You are viewing a plain text version of this content. The canonical link for it is here.

Posted to dev@samoa.apache.org by Bertsimas Ilias <aw...@gmail.com> on 2015/05/13 15:03:35 UTC

SAMOA getting started help

Hi all!

I am in the process of running some tests for online machine learning in
data streams from social media. I came across apache-SAMOA and seemed like
a very interesting framework.
However it was not possible to figure out how to get it to test and train
using a sparse array of tf-idf feature vectors. I provide the data in the
standard WEKA arff format and although it run, the output is something
along the lines of:

2015-05-12 22:58:58,993 [main] INFO
>  com.yahoo.labs.samoa.evaluation.EvaluatorProcessor
> (EvaluatorProcessor.java:189) -
> com.yahoo.labs.samoa.evaluation.EvaluatorProcessorid = 0
> evaluation instances,classified instances,classifications correct
> (percent),Kappa Statistic (percent),Kappa Temporal Statistic (percent)
> 100.0,100.0,100.0,100.0,?
> 200.0,200.0,100.0,100.0,?
> 300.0,300.0,100.0,100.0,?
> 400.0,400.0,100.0,100.0,?
> 500.0,500.0,100.0,100.0,?
> 600.0,600.0,100.0,100.0,?
> 700.0,700.0,100.0,100.0,?
> 800.0,800.0,100.0,100.0,?
> 900.0,900.0,100.0,100.0,?
> 1000.0,1000.0,100.0,100.0,?
> 1100.0,1100.0,100.0,100.0,?
> 1200.0,1200.0,100.0,100.0,?
> 1300.0,1300.0,100.0,100.0,?
> 1400.0,1400.0,100.0,100.0,?
> 1500.0,1500.0,100.0,100.0,?
> 1600.0,1600.0,100.0,100.0,?
> 1700.0,1700.0,100.0,100.0,?
> 1800.0,1800.0,100.0,100.0,?
> 1900.0,1900.0,100.0,100.0,?



I have read the documentation on the SAMOA project page but I wasn't able
to figure out how to get classification results per instance.
Could you please point me to the right direction in terms of acceptable
formats SAMOA can use as stream input ? Is there a need for a labeled
training set to be included in the data ?

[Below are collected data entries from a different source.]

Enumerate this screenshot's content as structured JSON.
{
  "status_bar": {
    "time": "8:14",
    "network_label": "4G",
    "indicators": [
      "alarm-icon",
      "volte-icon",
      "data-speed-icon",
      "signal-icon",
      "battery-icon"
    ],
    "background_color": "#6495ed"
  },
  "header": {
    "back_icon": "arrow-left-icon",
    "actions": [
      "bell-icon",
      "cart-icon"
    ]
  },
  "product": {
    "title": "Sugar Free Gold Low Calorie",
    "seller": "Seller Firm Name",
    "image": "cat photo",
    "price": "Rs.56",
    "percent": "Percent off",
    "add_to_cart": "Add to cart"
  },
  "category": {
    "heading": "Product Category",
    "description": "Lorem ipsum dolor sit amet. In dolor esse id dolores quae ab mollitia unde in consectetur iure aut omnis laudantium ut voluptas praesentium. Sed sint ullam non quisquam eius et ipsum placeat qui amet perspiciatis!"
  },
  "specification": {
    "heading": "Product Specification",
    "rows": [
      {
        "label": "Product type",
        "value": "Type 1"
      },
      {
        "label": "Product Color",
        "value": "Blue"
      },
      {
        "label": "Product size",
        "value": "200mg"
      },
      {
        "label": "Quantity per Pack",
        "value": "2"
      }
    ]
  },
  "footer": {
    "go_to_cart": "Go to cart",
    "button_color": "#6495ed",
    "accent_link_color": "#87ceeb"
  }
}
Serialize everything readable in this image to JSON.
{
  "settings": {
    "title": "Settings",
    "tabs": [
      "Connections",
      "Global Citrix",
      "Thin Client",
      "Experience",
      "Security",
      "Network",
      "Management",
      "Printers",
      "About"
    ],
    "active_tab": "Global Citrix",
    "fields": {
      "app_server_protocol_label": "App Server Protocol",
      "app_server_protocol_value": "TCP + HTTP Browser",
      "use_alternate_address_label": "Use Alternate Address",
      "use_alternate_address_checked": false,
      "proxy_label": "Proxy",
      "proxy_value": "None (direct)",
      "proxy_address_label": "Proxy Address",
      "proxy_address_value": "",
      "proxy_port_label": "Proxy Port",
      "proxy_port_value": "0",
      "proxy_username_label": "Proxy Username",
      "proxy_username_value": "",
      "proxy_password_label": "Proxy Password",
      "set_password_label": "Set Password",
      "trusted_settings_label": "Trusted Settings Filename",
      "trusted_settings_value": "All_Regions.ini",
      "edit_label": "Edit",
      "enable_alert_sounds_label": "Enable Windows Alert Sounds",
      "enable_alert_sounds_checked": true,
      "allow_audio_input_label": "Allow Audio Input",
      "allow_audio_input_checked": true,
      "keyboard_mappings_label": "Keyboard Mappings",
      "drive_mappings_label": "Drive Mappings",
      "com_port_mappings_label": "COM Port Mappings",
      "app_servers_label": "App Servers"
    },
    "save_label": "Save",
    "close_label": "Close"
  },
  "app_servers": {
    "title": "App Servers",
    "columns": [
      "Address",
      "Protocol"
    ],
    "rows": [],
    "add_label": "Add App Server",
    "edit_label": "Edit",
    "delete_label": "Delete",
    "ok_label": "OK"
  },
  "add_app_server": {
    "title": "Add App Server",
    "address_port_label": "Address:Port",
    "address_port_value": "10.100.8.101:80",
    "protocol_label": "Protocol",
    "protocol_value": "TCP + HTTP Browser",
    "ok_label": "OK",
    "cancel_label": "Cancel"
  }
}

Any examples you could provide me with that are not already in the
documentation would be most welcome!


Kind Regards,

Ilias Bertsimas.

Re: SAMOA getting started help

Posted by Gianmarco De Francisci Morales <gd...@apache.org>.

Yes, by default the last attribute is used as a class.

In theory you just put them both (train and test) in the same file.
In a stream, you would get a mix of labeled and unlabeled instances
continuously.

Currently the only way to query the model is to send an unlabeled instance
on the same channel as the training ones.
Do you have a use case for a different architecture?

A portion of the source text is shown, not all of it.